Fernando Molica: Um monumento para os cinco jovens

As dezenas e dezenas de balas que mataram aqueles garotos foram compradas com nosso dinheiro

Do O Dia

O assassinato de cinco adolescentes em Costa Barros é um desses casos que, por conta da brutalidade, têm força para romper com a passividade com que muita gente lida com os absurdos nossos de cada dia. Os números que indicam mortes violentas de jovens negros pareciam não ter mais força para mobilizar uma sociedade que, com frequência, age como se estivesse anestesiada, incapaz de reagir. Mais, com frequência se trata de um silêncio cúmplice, que estimula os assassinatos daqueles que, pela pobreza e cor da pele, são identificados como bandidos.

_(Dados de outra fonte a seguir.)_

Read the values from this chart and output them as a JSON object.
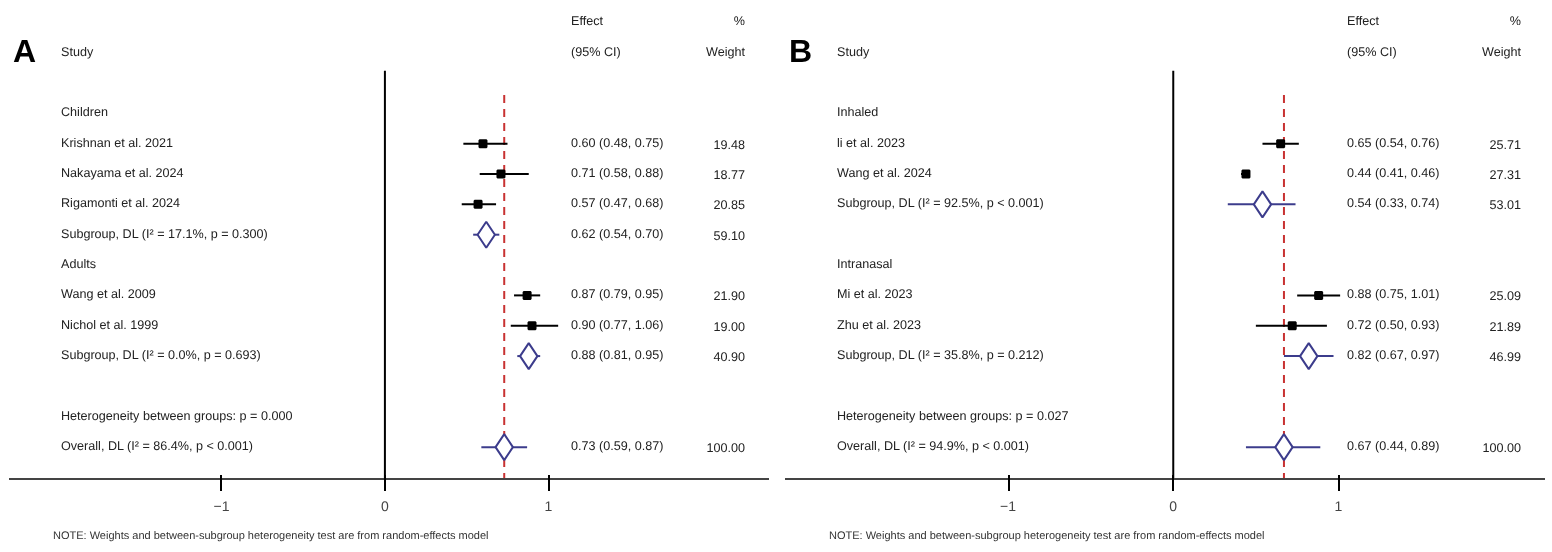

Não basta punir os PMs, os homicidas e os oficiais que, segundo as investigações, receberam ordens de um fabricante de bebidas para mandar policiais ao local onde haveria saque a um caminhão da empresa (são quase inacreditáveis os fatos relacionados ao episódio). O fuzilamento de Roberto de Souza Penha, Carlos Eduardo da Silva de Souza, Cleiton Corrêa de Souza, Wesley Castro Rodrigues e Wilton Esteves Domingos Junior tem que virar um marco da luta contra o preconceito, a exclusão e a violência policial.

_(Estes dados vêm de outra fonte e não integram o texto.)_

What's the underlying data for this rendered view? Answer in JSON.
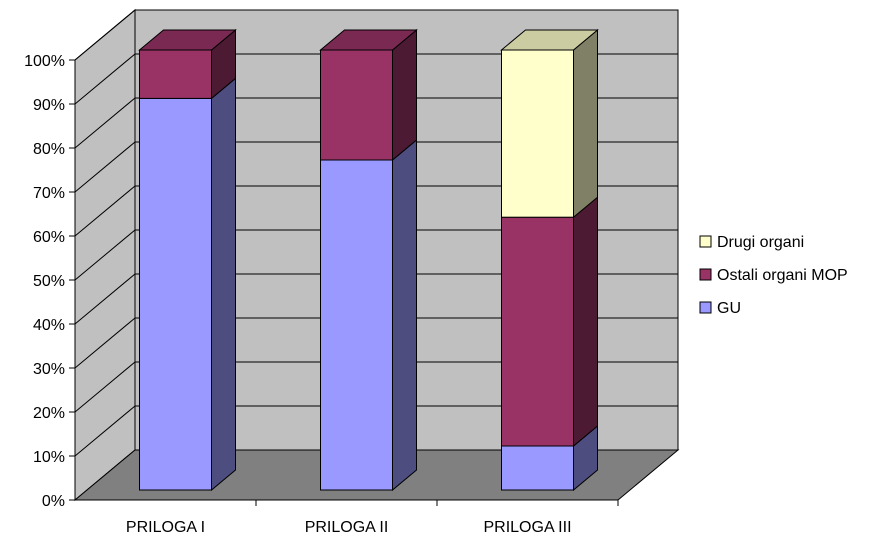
{
  "chart_data": {
    "type": "bar",
    "stacked": "percent",
    "style": "3d",
    "categories": [
      "PRILOGA I",
      "PRILOGA II",
      "PRILOGA III"
    ],
    "series": [
      {
        "name": "GU",
        "values": [
          89,
          75,
          10
        ],
        "color": "#9999ff"
      },
      {
        "name": "Ostali organi MOP",
        "values": [
          11,
          25,
          52
        ],
        "color": "#993366"
      },
      {
        "name": "Drugi organi",
        "values": [
          0,
          0,
          38
        ],
        "color": "#ffffcc"
      }
    ],
    "y_ticks": [
      "0%",
      "10%",
      "20%",
      "30%",
      "40%",
      "50%",
      "60%",
      "70%",
      "80%",
      "90%",
      "100%"
    ],
    "ylim": [
      0,
      100
    ],
    "grid": true,
    "legend_position": "right",
    "legend_order": [
      "Drugi organi",
      "Ostali organi MOP",
      "GU"
    ],
    "colors": {
      "wall": "#c0c0c0",
      "floor": "#808080",
      "grid": "#000000"
    }
  }
}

Em 1988, três operários foram mortos por tropas do Exército que invadiram a CSN. A barbárie acabou eternizada num monumento erguido em Volta Redonda. Algo semelhante precisa ser feito agora: monumentos existem para celebrar, mas também para ressaltar tragédias que não podem ser esquecidas, testemunhos que devem ser observados e reverenciados por sucessivas gerações. Roberto, Carlos Eduardo, Cleiton, Wesley e Wilton — vale repetir seus nomes — se transformaram em símbolo. Foram executados por funcionários públicos, homens que, supostamente, atuavam em nome de cada um de nós que, com nossos impostos, pagamos sua formação e suas armas. As dezenas e dezenas de balas que mataram aqueles garotos foram compradas com nosso dinheiro.

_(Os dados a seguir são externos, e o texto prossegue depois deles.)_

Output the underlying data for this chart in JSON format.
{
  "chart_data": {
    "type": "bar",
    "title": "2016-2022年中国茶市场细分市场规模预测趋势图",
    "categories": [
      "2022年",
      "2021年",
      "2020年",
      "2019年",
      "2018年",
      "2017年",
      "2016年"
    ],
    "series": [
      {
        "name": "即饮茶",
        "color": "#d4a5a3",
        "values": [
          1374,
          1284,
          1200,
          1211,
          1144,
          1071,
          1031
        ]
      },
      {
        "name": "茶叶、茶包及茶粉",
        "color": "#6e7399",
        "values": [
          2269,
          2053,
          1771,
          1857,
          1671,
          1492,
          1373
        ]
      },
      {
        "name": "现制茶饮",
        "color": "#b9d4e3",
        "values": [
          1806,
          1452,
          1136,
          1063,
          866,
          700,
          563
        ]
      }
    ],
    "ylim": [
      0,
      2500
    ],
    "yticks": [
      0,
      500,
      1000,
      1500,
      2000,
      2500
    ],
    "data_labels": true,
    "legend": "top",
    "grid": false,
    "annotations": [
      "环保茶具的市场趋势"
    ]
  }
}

É preciso mostrar que não concordamos com a essa e com tantas outras execuções. É fundamental para a nossa consciência e para o futuro da sociedade dizer aos pais, parentes e amigos de Roberto, Carlos Eduardo, Cleiton, Wesley e Wilton que aqueles policiais não agiram em nosso nome, que estamos chocados com o que eles fizeram. Mais: este recado tem que ser dado de forma muito clara, de um jeito que iniba outros crimes. Além de condenar os implicados na chacina, o Estado precisa ser constrangido a atuar para evitar novos casos. E é necessário que esta autocrítica seja também exposta em metal e concreto, num monumento que eternize a memória daqueles garotos e sirva de advertência para todos.